Janet Planet est un instantané émouvant d’une relation mère-fille.
Wayne, Regina et Avi peuvent aller et venir, mais le cœur de Janet Planet est indéniablement la relation entre Janet et Lacy. Il y a ici une intimité facile, aperçue dans les scènes où Janet coiffe les cheveux de Lacy ou prend soin d’elle lorsqu’elle est malade. Mais il y a aussi une tension : Lacy est attachée à Janet jusqu’à la codépendance, tandis que Janet semble parfois étouffée par la proximité constante de Lacy, même si elle aime sa fille.
Wayne, Regina et Avi peuvent aller et venir, mais le cœur de « Janet Planet » est indéniablement la relation entre Janet et Lacy.
Ce sont des sentiments que Janet ne peut pas vraiment exprimer à Lacy, et ce ne sont pas les seuls. Une nuit, alors que les deux dorment ensemble, Lacy confie à Janet : « Chaque instant de ma vie est un enfer. » De toute évidence, ce sont les derniers mots que Janet veut entendre de sa fille – d’autant plus que le moment où Lacy les prononce est un exemple de calme non infernal. Pourtant, Janet semble y trouver aussi une part de vérité, avouant qu’elle non plus ne se sent pas heureuse, que sa capacité à rendre les hommes amoureux d’elle lui fait parfois peur.
La confession de Janet est un exemple rare d’elle laissant vraiment Lacy entrer. À d’autres moments, elle garde Lacy à bout de bras, devenant une figure quelque peu méconnaissable pour une fille qui veut juste la comprendre. Nicholson s’enfonce naturellement dans la version parfois mystifiante de Janet que voit Lacy, mais elle imprègne également Janet de suffisamment de chaleur, de fatigue et de désir pour qu’il soit clair que nous observons une personne bien équilibrée, et pas seulement l’idée socialement imprégnée d’une mère. .
À bien des égards, Janet Planet et la relation mère-fille en son sein rappellent un autre premier album introspectif tout aussi époustouflant : Aftersun de Charlotte Wells.
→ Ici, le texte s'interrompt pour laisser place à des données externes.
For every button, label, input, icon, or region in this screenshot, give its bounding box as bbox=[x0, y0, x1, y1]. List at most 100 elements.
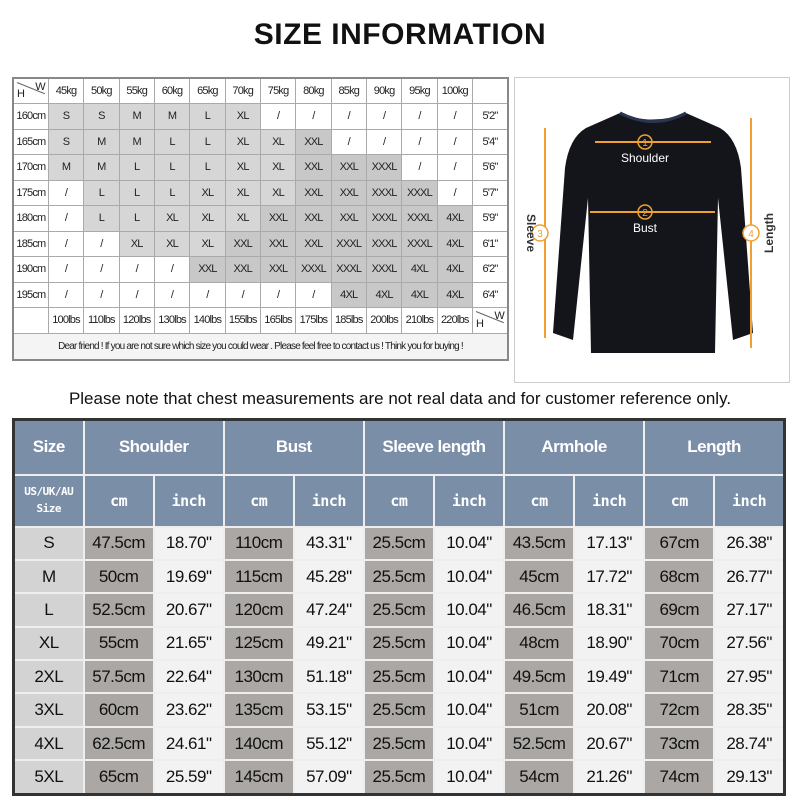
weight-kg-header: 70kg bbox=[224, 77, 261, 104]
size-cell: / bbox=[189, 281, 226, 308]
size-label: 5XL bbox=[12, 759, 85, 796]
size-cell: / bbox=[365, 103, 403, 130]
size-cell: XXXL bbox=[365, 179, 403, 206]
value-cm: 46.5cm bbox=[503, 592, 576, 628]
value-cm: 74cm bbox=[643, 759, 716, 796]
size-cell: XXL bbox=[295, 179, 332, 206]
value-cm: 43.5cm bbox=[503, 525, 576, 561]
value-cm: 51cm bbox=[503, 692, 576, 728]
value-inch: 51.18" bbox=[292, 659, 365, 695]
size-cell: S bbox=[47, 103, 85, 130]
size-cell: XL bbox=[224, 103, 261, 130]
size-system-label: US/UK/AU Size bbox=[12, 473, 85, 528]
weight-kg-header: 65kg bbox=[189, 77, 226, 104]
size-cell: / bbox=[330, 103, 367, 130]
value-cm: 71cm bbox=[643, 659, 716, 695]
size-cell: XL bbox=[189, 179, 226, 206]
height-row: 175cm / L L L XL XL XL XXL XXL XXXL XXXL/5'7" bbox=[12, 179, 509, 206]
height-cm-cell: 160cm bbox=[12, 103, 49, 130]
value-inch: 23.62" bbox=[152, 692, 225, 728]
height-cm-cell: 170cm bbox=[12, 154, 49, 181]
size-cell: XL bbox=[259, 179, 297, 206]
size-cell: L bbox=[153, 128, 191, 155]
size-cell: / bbox=[118, 256, 155, 283]
value-cm: 25.5cm bbox=[362, 725, 435, 762]
value-cm: 125cm bbox=[222, 625, 295, 662]
value-inch: 10.04" bbox=[432, 525, 506, 561]
height-row: 165cm S M M L L XL XL XXL / / //5'4" bbox=[12, 128, 509, 155]
size-cell: / bbox=[330, 128, 367, 155]
size-cell: XXL bbox=[295, 154, 332, 181]
value-cm: 25.5cm bbox=[362, 692, 435, 728]
size-cell: XXL bbox=[224, 230, 261, 257]
height-row: 190cm / / / / XXL XXL XXL XXXL XXXL XXXL 4XL 4XL 6'2" bbox=[12, 256, 509, 283]
size-cell: L bbox=[153, 154, 191, 181]
size-cell: XXL bbox=[295, 128, 332, 155]
shoulder-label: Shoulder bbox=[621, 151, 669, 165]
size-cell: / bbox=[436, 179, 473, 206]
weight-kg-header: 45kg bbox=[47, 77, 85, 104]
value-cm: 25.5cm bbox=[362, 759, 435, 796]
size-cell: L bbox=[189, 154, 226, 181]
corner-w: W bbox=[494, 310, 504, 322]
size-cell: / bbox=[401, 128, 438, 155]
height-cm-cell: 190cm bbox=[12, 256, 49, 283]
value-inch: 10.04" bbox=[432, 625, 506, 662]
value-cm: 55cm bbox=[82, 625, 155, 662]
weight-lbs-cell: 140lbs bbox=[189, 307, 226, 334]
size-cell: / bbox=[436, 154, 473, 181]
size-cell: L bbox=[83, 179, 120, 206]
size-cell: XL bbox=[189, 205, 226, 232]
weight-kg-header: 100kg bbox=[436, 77, 473, 104]
size-cell: XXL bbox=[330, 179, 367, 206]
value-inch: 10.04" bbox=[432, 592, 506, 628]
value-cm: 65cm bbox=[82, 759, 155, 796]
size-cell: XXXL bbox=[365, 256, 403, 283]
height-ft-cell: 5'6" bbox=[471, 154, 509, 181]
weight-lbs-cell: 155lbs bbox=[224, 307, 261, 334]
size-cell: / bbox=[295, 103, 332, 130]
height-cm-cell: 180cm bbox=[12, 205, 49, 232]
value-inch: 18.90" bbox=[573, 625, 646, 662]
value-cm: 25.5cm bbox=[362, 625, 435, 662]
value-cm: 48cm bbox=[503, 625, 576, 662]
size-cell: XXL bbox=[259, 205, 297, 232]
value-inch: 18.70" bbox=[152, 525, 225, 561]
size-cell: / bbox=[401, 103, 438, 130]
measurement-row: 3XL 60cm 23.62" 135cm 53.15" 25.5cm 10.04" 51cm… bbox=[12, 692, 786, 728]
value-cm: 25.5cm bbox=[362, 525, 435, 561]
size-cell: 4XL bbox=[401, 281, 438, 308]
size-cell: M bbox=[83, 154, 120, 181]
unit-cm: cm bbox=[503, 473, 576, 528]
size-cell: XXL bbox=[224, 256, 261, 283]
column-header: Bust bbox=[222, 418, 365, 476]
value-inch: 22.64" bbox=[152, 659, 225, 695]
value-cm: 50cm bbox=[82, 558, 155, 595]
size-cell: L bbox=[189, 103, 226, 130]
size-cell: / bbox=[47, 179, 85, 206]
value-cm: 70cm bbox=[643, 625, 716, 662]
value-cm: 52.5cm bbox=[82, 592, 155, 628]
size-cell: XXXL bbox=[295, 256, 332, 283]
size-cell: XL bbox=[153, 205, 191, 232]
value-cm: 47.5cm bbox=[82, 525, 155, 561]
height-cm-cell: 165cm bbox=[12, 128, 49, 155]
size-cell: / bbox=[436, 128, 473, 155]
size-cell: XL bbox=[259, 154, 297, 181]
measurement-table: Size Shoulder Bust Sleeve length Armhole Leng… bbox=[12, 418, 786, 796]
value-inch: 21.65" bbox=[152, 625, 225, 662]
height-ft-cell: 5'9" bbox=[471, 205, 509, 232]
disclaimer-note: Please note that chest measurements are … bbox=[68, 389, 732, 408]
weight-lbs-cell: 120lbs bbox=[118, 307, 155, 334]
value-inch: 10.04" bbox=[432, 759, 506, 796]
value-inch: 28.35" bbox=[713, 692, 786, 728]
weight-kg-header: 95kg bbox=[401, 77, 438, 104]
value-cm: 68cm bbox=[643, 558, 716, 595]
weight-kg-header: 50kg bbox=[83, 77, 120, 104]
size-label: 4XL bbox=[12, 725, 85, 762]
height-ft-cell: 5'7" bbox=[471, 179, 509, 206]
weight-kg-header: 80kg bbox=[295, 77, 332, 104]
size-label: 3XL bbox=[12, 692, 85, 728]
value-cm: 49.5cm bbox=[503, 659, 576, 695]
Les deux films se concentrent uniquement sur des enfants essayant désespérément de comprendre leurs parents impénétrables, et tous deux véhiculent le sentiment de nostalgie douloureuse qui accompagne des vacances d’été formatrices.
Mais tandis que le film de Wells se faufile entre le passé et le futur de ses personnages, celui de Baker s’ancre fermement dans leur présent. Chaque ligne, chaque rythme des performances de Ziegler et Nicholson – et oui, chaque silence – contribue à ce portrait bien ancré et profondément dans l’instant présent de la vie de Janet et Lacy. C’est un film qui vous submerge dans une vague de subtilités discrètes, marquant un début profondément marquant.
Janet Planet a été examiné au Festival du film de New York. Il sortira en 2024.